Bartov also said the motto "never again" has been turned into a political tool.
"What we should learn from it is not to prevent the Holocaust from happening again, because the Holocaust happened already. It's to prevent such cases, genocides, hatred, racial hatred from happening again. We should only use it to prevent other such cases, whether they're against Jews or against Muslims, or against Arabs, or against any other persecuted minority," he said.
"People like (Holocaust survivor writers) Primo Levi, like Elie Wiesel, had always talked about that we should learn a lesson about humanity, and unfortunately, we have not.
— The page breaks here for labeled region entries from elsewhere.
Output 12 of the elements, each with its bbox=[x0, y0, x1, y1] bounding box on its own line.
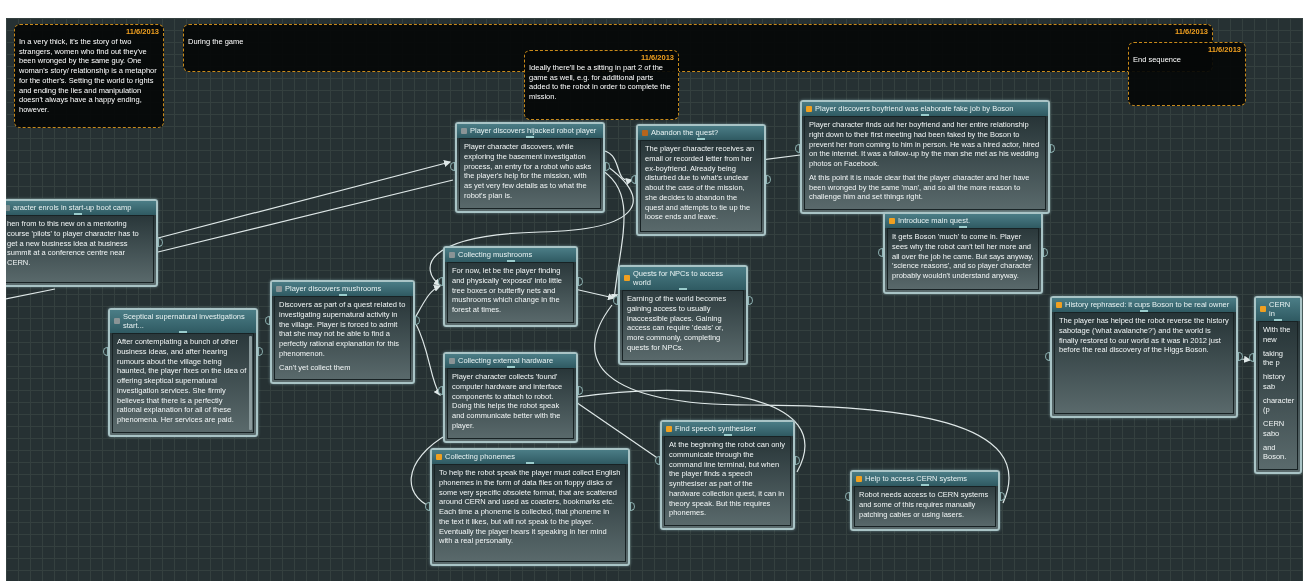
flow-node[interactable] bbox=[883, 212, 1043, 294]
flow-node[interactable] bbox=[108, 308, 258, 437]
flow-node[interactable] bbox=[660, 420, 795, 530]
scrollbar[interactable] bbox=[249, 336, 252, 430]
comment-note[interactable] bbox=[14, 24, 164, 128]
flow-node[interactable] bbox=[636, 124, 766, 236]
connector-line bbox=[6, 288, 56, 301]
flow-node[interactable] bbox=[1050, 296, 1238, 418]
flow-node[interactable] bbox=[270, 280, 415, 385]
flow-node[interactable] bbox=[800, 100, 1050, 214]
flow-node[interactable] bbox=[430, 448, 630, 566]
flow-node[interactable] bbox=[455, 122, 605, 213]
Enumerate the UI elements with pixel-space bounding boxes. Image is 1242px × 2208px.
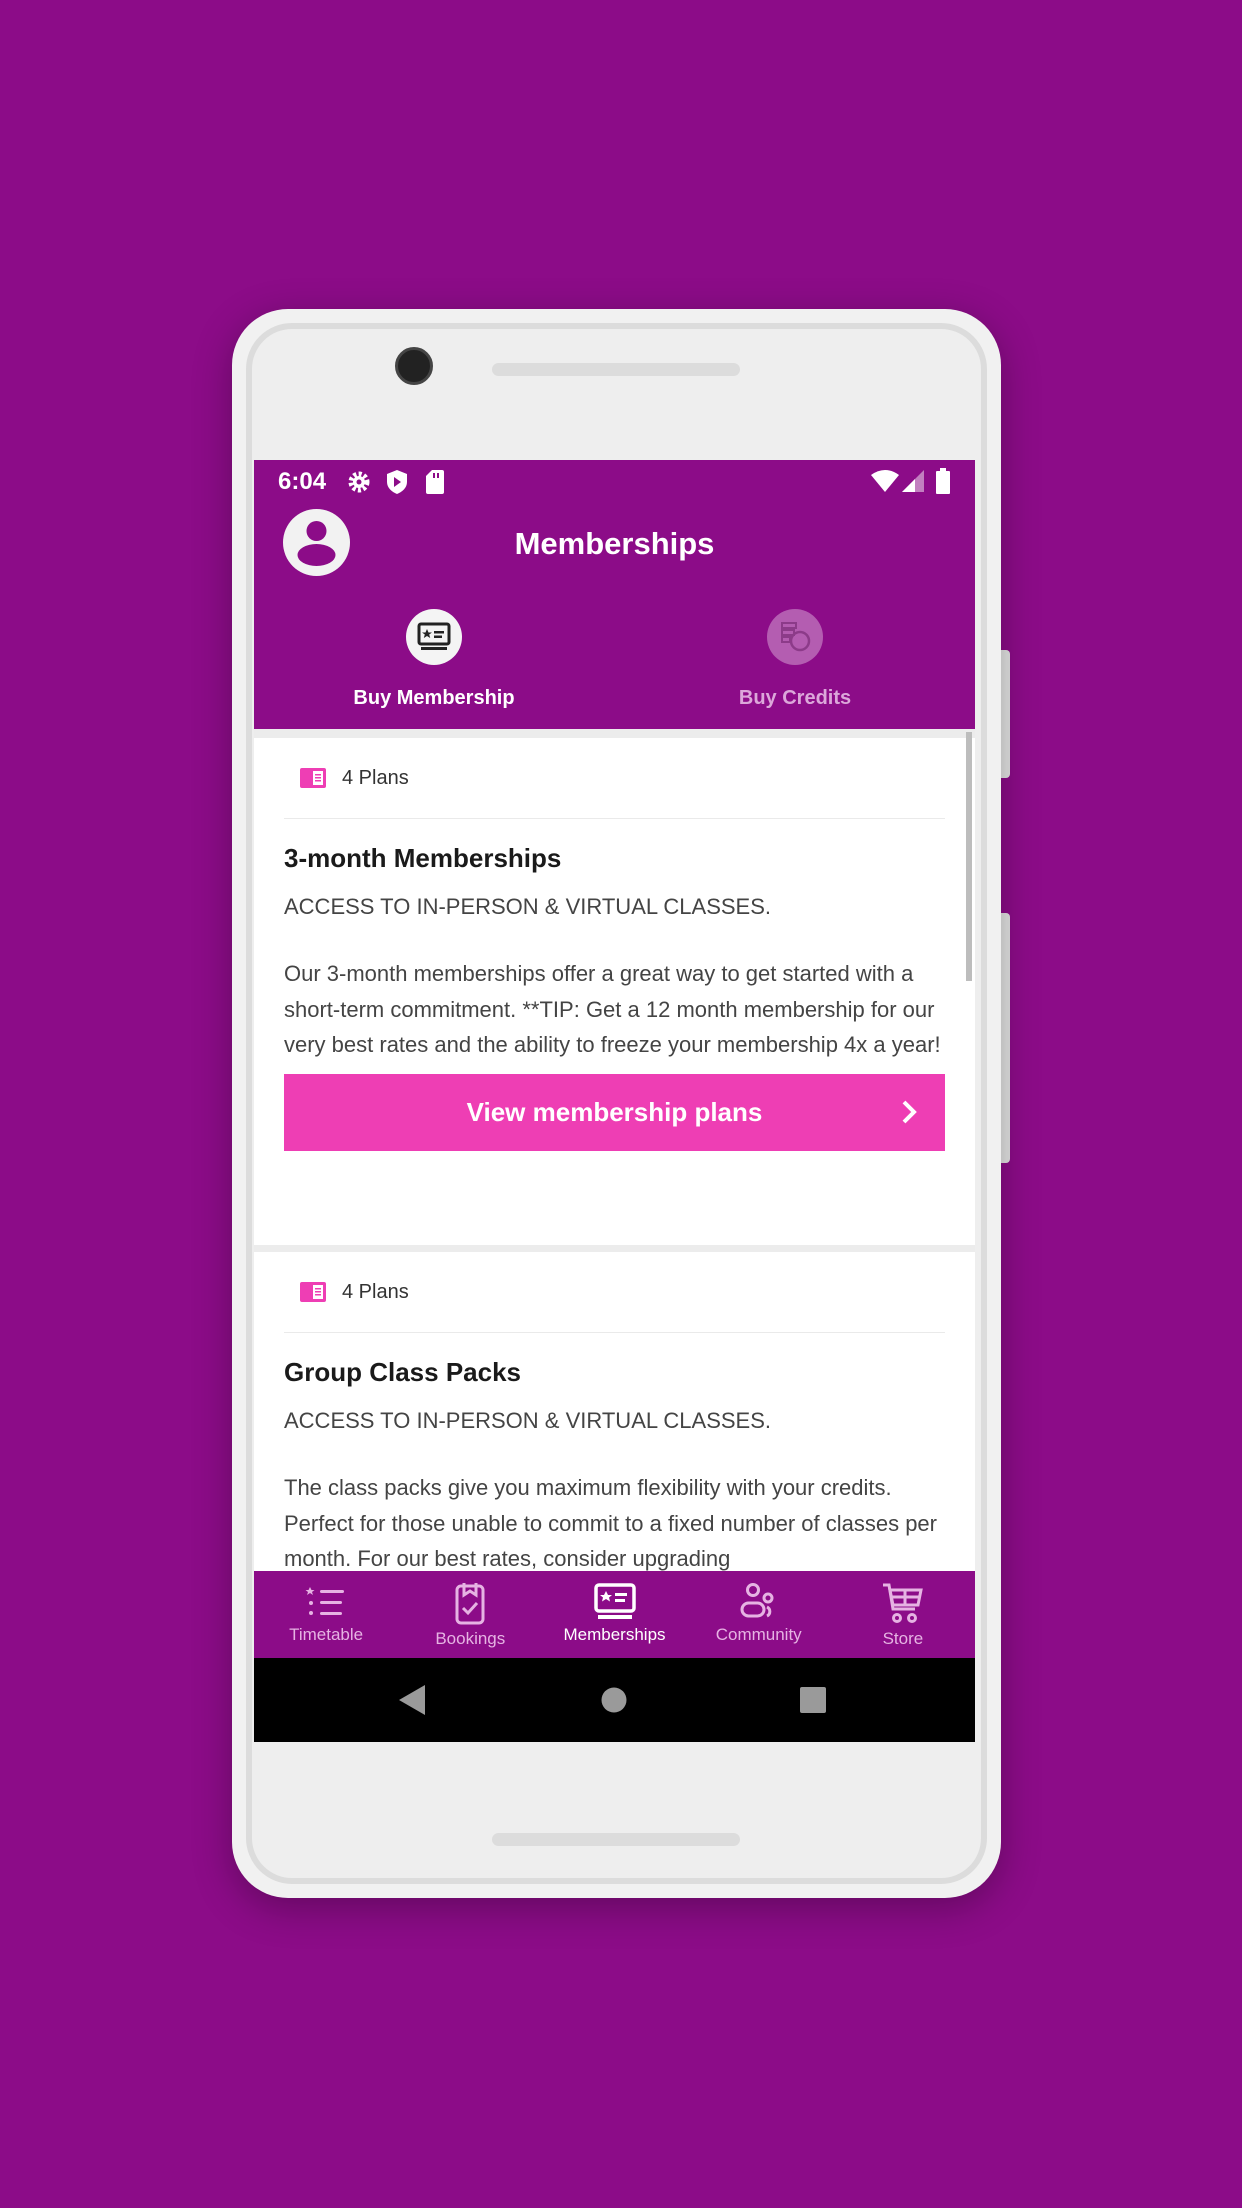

I don't think that Israel is perpetrating genocide at the moment, but I think that that the language that is being used is one that should be stopped right away because it is very dangerous language," Bartov added.
The historian also said one of the main warning signs of genocide is statements implying "dehumanization."
"It doesn't always happen, but one indication that there may be plans or sentiments toward genocide are statements of dehumanization. When you speak about people as vermin, which is the way the Nazis spoke about the Jews, or you speak about people as cockroaches, as the Hutu called the Tutsi in Rwanda, this kind of dehumanization of people carries a particular weight because it allows you to think of them as not entirely human, and as sort of dangerous, like some germ, some plague, something that can hurt you in sort of horrific ways," he said.
Bartov said that the use of Holocaust memories to explain the attacks on Gaza by political and intellectual figures that can reach a wide audience could encourage racist narratives about Muslims and Jews
Far-right sections of Western society see times of war as an opportunity, he added.
"Most of the antisemitism is not coming from Muslim minorities in European countries or in America, but from the extreme right. If you are a Muslim student at Cornell University, people may harass you not because of what you say or what you believe in, but simply because you're Muslim and they attribute something to you," he said.
"And the same with Jews. Jews have been attacked because they're Jews. Synagogues have been attacked because they're synagogues, not because anybody knows whether those people support what the Israeli government is doing or not. And so that's bigotry, and bigotry is and racism has been on the rise in Western Europe and in the United States," Bartov added.
"Both Islamophobia and moreso antisemitism are being weaponized, are being used so as to shut people up. The Israeli government has been doing it very successfully now for quite a while. That is, it has been saying that any criticism of Israel is antisemitic and that is nonsense."